Beaufort County Council Chairman Weston Newton said the legislation would raise a number of logistical concerns, including whether people who already have paid taxes would be owed a partial refund.

If the legislation passes and the county chooses to reject the 2004 reassessment, it could have wide-ranging effects, from altering property tax rates to affecting governments' borrowing ability.

By law, local governments, including the school district, only can borrow up to 8 percent of their tax base. If the county reverted to a previous year's tax base, it would reduce that amount drastically.

But Newton noted that the reassessment "has had some detrimental effects" and County Council has encouraged state lawmakers to reform the property tax system.

The legislation, co-sponsored by Republican Reps.
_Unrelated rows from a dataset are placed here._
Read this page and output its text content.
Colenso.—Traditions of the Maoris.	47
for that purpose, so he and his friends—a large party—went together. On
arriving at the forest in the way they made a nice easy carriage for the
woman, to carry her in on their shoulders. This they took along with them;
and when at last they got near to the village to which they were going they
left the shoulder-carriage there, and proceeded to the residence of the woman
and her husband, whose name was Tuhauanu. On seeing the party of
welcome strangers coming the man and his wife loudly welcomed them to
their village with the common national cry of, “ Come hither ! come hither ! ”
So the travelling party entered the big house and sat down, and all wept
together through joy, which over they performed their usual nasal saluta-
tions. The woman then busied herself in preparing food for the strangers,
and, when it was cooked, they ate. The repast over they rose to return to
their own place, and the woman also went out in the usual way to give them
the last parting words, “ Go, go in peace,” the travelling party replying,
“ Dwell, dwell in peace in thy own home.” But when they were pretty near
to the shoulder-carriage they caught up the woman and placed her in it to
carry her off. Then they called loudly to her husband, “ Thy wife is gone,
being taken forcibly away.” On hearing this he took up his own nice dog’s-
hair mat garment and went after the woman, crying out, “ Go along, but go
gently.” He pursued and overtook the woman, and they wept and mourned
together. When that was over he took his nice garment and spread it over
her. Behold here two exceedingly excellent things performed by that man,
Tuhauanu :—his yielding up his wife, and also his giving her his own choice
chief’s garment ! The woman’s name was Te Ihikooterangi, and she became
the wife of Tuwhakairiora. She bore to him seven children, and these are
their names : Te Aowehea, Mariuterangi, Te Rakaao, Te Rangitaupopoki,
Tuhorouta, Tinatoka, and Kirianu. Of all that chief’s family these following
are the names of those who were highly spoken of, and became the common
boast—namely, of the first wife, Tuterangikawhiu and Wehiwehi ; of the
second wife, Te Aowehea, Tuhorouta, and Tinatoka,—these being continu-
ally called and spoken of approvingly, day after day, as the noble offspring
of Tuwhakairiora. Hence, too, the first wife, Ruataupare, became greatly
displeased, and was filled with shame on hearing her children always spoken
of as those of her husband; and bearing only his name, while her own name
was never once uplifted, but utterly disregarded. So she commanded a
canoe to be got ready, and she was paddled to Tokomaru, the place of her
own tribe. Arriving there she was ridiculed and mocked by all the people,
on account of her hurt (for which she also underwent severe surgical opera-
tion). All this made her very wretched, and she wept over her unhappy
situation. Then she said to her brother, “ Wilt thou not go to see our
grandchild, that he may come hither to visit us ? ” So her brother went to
Richard Chalk of Hilton Head Island and Catherine Ceips of Beaufort, is awaiting action from the House Ways and Means Committee. It requires approval from the House, Senate and Gov. Mark Sanford before it takes effect.

State law requires counties to reassess property every five years, with the option of a one-year delay. Last year, lawmakers approved a bill that would have capped increases in a property's taxable value at 20 percent, but the governor vetoed the legislation last month.

Several bills have been filed this year that would overhaul the state's reassessment law. Chalk said he plans to file a bill that would cap increases in actual tax payments on a given property at 15 percent.

Herbkersman is supporting legislation that would impose a system known as point-of-sale reassessment, where a property's taxable value changes only when it is sold. But Chalk said a point-of-sale reassessment wouldn't help Beaufort County taxpayers since it would not affect the 2004 reassessment.

Newton said point-of-sale reassessment would be a good idea in "an area like ours where there are a number of properties turning over and changing hands" because it allows longtime landowners to pay predictable property tax bills. But, he noted, "the devil's in the details in the mechanics of how you would make that work."